Die Federal Reserve (Fed) hält jährlich acht geldpolitische Sitzungen ab, bei denen das Federal Open Market Committee (FOMC) die wirtschaftliche Lage beurteilt und geldpolitische Entscheidungen trifft. Das FOMC besteht aus zwölf Mitgliedern – den sieben Mitgliedern des Gouverneursrats, dem Präsidenten der Federal Reserve Bank of New York und vier der elf übrigen regionalen Notenbankpräsidenten, die auf Jahresbasis rotieren.
In Zeiten schwerer Wirtschaftskrisen, wie etwa 2008 während der Finanzkrise, greift die Federal Reserve oft auf QE zurück.
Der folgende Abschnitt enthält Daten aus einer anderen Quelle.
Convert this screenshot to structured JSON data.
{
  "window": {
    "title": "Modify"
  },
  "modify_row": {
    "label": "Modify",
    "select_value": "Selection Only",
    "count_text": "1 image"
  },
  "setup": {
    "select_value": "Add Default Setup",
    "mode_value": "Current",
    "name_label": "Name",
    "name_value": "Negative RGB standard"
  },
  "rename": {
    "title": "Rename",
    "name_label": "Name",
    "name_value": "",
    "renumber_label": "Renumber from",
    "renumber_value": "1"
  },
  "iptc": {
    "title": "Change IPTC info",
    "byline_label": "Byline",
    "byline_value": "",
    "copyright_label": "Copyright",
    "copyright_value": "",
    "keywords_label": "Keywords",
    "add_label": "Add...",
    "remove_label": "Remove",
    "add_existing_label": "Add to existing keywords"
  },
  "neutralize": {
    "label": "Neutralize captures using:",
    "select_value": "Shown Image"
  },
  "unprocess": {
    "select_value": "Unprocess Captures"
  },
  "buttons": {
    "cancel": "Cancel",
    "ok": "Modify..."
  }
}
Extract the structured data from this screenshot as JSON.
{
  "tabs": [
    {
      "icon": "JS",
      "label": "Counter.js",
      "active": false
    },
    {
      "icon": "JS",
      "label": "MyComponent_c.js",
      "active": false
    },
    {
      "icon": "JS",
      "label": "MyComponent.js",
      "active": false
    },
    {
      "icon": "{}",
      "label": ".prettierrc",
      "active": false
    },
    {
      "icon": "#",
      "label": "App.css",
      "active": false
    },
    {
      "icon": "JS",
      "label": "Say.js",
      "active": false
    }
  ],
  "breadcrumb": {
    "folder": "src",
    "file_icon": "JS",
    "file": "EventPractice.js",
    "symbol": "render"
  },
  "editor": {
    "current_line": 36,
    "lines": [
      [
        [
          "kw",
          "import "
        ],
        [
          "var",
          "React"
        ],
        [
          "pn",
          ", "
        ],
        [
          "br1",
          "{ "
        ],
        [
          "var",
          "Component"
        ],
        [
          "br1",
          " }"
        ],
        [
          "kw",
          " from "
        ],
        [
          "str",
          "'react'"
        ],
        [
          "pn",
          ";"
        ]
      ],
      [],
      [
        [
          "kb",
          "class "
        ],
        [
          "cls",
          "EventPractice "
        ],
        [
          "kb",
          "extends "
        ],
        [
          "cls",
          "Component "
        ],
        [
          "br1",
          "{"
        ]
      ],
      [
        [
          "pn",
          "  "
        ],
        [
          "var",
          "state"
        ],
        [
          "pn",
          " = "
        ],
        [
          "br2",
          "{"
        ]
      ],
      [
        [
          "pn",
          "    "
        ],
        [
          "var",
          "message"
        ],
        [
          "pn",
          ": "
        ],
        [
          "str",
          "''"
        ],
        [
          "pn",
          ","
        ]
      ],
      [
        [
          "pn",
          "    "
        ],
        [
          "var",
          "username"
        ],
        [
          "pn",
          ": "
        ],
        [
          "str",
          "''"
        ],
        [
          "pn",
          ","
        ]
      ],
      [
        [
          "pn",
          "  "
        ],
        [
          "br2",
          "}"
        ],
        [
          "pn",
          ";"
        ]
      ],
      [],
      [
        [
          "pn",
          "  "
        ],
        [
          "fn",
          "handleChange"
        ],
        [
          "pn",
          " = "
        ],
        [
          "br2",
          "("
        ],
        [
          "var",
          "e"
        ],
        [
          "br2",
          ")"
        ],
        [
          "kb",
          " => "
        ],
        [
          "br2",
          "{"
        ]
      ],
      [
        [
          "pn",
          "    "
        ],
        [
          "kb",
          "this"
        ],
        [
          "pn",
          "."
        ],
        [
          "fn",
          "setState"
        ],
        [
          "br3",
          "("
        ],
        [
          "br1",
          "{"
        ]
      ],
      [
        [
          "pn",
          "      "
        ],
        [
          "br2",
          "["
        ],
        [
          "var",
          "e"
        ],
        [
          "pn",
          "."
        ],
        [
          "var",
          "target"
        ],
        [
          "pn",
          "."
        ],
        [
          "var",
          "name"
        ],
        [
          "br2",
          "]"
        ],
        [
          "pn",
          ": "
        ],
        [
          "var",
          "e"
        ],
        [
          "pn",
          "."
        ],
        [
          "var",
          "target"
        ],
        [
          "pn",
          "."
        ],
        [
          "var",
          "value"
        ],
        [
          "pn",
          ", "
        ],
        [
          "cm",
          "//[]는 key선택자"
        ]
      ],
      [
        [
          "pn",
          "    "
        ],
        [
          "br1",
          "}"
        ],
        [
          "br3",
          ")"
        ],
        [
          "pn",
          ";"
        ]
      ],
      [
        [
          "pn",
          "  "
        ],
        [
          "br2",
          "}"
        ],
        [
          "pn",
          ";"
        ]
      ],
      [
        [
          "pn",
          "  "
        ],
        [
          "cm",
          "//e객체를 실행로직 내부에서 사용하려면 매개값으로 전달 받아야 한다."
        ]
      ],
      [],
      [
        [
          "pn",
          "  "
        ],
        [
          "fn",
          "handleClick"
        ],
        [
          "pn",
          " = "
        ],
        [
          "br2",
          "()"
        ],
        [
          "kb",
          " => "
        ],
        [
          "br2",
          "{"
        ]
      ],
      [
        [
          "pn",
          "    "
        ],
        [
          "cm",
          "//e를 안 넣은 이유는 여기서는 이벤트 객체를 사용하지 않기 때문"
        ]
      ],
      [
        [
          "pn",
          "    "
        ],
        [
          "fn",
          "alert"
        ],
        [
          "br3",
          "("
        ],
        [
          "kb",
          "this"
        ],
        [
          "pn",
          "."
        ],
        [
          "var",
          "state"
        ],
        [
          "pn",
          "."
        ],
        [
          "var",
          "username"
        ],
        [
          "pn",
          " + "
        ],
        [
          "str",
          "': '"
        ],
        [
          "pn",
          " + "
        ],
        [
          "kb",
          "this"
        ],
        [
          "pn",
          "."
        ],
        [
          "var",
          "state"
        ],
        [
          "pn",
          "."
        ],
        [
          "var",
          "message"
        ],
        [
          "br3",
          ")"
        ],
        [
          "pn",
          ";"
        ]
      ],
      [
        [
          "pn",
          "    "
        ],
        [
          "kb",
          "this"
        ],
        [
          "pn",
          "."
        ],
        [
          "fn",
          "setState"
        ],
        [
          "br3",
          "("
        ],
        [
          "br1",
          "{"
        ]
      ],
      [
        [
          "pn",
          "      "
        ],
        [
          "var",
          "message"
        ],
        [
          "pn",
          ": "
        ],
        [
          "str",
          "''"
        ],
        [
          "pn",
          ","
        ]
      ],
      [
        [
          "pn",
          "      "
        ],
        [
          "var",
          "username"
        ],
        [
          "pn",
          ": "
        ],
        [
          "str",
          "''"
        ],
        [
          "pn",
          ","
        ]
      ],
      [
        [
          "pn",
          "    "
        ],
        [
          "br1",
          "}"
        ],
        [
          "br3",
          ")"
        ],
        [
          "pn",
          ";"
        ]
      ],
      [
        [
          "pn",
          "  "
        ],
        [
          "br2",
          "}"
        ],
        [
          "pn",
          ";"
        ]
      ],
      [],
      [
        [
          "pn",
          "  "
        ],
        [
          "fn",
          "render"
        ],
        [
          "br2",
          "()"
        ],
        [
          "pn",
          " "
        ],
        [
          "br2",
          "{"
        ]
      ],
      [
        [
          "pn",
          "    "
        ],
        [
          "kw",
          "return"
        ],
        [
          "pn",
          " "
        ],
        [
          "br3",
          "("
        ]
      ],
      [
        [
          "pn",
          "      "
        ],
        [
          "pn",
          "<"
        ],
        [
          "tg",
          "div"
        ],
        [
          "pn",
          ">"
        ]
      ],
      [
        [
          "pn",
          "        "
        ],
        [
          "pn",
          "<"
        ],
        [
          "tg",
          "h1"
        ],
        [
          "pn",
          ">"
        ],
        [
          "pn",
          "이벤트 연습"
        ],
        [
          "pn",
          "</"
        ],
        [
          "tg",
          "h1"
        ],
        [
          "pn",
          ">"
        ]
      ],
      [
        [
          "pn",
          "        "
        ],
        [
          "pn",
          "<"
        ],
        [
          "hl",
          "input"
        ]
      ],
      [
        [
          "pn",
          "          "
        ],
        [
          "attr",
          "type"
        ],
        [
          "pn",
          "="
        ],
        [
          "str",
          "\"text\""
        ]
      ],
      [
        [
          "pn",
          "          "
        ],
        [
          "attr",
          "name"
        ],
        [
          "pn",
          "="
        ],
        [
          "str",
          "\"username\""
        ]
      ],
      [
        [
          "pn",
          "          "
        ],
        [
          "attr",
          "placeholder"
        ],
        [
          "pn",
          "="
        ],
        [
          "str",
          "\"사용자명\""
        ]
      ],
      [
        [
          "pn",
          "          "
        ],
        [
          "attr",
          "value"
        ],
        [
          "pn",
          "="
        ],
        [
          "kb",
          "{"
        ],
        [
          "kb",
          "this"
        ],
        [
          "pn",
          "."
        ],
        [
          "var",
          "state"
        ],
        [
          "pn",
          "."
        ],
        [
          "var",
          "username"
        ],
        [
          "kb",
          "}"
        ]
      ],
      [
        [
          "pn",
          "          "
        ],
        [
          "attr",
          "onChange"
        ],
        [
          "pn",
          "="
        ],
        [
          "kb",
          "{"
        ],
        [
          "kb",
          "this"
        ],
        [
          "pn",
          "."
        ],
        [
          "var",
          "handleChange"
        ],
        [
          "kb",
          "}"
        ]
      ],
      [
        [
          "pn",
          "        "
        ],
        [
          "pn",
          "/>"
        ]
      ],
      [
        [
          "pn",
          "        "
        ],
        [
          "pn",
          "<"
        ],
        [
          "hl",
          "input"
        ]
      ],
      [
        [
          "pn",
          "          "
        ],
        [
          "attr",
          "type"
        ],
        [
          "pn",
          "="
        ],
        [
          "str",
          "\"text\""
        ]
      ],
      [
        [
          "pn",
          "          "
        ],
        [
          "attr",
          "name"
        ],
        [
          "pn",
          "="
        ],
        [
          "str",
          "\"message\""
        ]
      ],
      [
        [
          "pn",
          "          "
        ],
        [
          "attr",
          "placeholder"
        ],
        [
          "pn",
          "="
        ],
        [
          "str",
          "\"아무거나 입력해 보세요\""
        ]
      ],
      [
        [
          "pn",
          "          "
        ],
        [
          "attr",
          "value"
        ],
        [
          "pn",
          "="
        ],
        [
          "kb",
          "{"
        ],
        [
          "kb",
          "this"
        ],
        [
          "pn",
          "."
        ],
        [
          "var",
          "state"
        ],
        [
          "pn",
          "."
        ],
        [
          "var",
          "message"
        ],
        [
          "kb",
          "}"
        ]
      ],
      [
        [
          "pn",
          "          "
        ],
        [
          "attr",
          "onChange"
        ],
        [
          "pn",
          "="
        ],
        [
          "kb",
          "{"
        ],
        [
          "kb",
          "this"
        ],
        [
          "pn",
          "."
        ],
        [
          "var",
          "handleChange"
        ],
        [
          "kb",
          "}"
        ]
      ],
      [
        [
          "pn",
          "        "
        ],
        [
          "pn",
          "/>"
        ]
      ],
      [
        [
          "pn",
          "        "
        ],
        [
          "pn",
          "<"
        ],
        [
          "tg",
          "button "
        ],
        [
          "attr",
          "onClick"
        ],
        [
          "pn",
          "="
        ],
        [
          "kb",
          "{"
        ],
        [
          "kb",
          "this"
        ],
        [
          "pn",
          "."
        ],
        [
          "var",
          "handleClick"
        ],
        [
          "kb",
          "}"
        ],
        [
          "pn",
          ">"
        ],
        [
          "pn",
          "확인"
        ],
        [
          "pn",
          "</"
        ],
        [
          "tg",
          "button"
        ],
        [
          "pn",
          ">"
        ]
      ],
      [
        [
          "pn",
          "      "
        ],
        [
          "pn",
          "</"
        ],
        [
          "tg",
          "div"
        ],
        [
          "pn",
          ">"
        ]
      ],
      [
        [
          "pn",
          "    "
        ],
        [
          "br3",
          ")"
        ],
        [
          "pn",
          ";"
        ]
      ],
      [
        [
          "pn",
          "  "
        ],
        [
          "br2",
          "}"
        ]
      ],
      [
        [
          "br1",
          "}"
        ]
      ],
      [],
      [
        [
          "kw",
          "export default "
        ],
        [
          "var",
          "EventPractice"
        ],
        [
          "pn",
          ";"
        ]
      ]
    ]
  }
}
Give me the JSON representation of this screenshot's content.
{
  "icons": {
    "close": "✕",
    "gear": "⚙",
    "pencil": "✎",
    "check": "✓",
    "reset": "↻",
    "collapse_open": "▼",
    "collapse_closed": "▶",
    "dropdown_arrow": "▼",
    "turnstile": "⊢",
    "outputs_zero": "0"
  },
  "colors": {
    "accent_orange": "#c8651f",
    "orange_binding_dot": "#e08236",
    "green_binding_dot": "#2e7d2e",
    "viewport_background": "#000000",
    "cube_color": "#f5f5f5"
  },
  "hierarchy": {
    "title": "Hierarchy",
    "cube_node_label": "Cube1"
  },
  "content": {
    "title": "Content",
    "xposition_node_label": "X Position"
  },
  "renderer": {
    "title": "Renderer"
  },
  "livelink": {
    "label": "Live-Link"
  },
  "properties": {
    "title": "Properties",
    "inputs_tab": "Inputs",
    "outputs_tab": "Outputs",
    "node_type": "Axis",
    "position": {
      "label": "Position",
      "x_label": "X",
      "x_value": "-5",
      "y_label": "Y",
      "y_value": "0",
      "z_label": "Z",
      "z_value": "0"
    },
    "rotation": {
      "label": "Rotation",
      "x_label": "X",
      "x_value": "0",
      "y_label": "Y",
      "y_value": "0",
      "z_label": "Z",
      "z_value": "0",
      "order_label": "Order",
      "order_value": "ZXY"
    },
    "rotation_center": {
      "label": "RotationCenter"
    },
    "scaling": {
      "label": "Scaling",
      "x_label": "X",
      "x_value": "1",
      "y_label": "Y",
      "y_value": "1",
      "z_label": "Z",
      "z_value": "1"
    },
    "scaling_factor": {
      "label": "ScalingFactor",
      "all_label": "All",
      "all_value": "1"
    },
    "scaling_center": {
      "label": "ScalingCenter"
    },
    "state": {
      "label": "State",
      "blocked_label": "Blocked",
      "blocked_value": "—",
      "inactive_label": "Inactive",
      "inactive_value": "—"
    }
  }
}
Dies bedeutet, dass die Fed massiv Anleihen kauft, um Liquidität bereitzustellen. Diese expansive Geldpolitik schwächt den Dollar, da das zusätzliche Geld die Währung verwässert und das Vertrauen der Investoren mindert.
Quantitative Straffung (QT) ist der umgekehrte Prozess von QE, bei dem die US-Notenbank aufhört, Anleihen von Finanzinstituten zu kaufen und das Kapital aus fällig werdenden Anleihen nicht reinvestiert, um neue Anleihen zu kaufen. Dies wirkt sich in der Regel positiv auf den Wert des US-Dollars aus.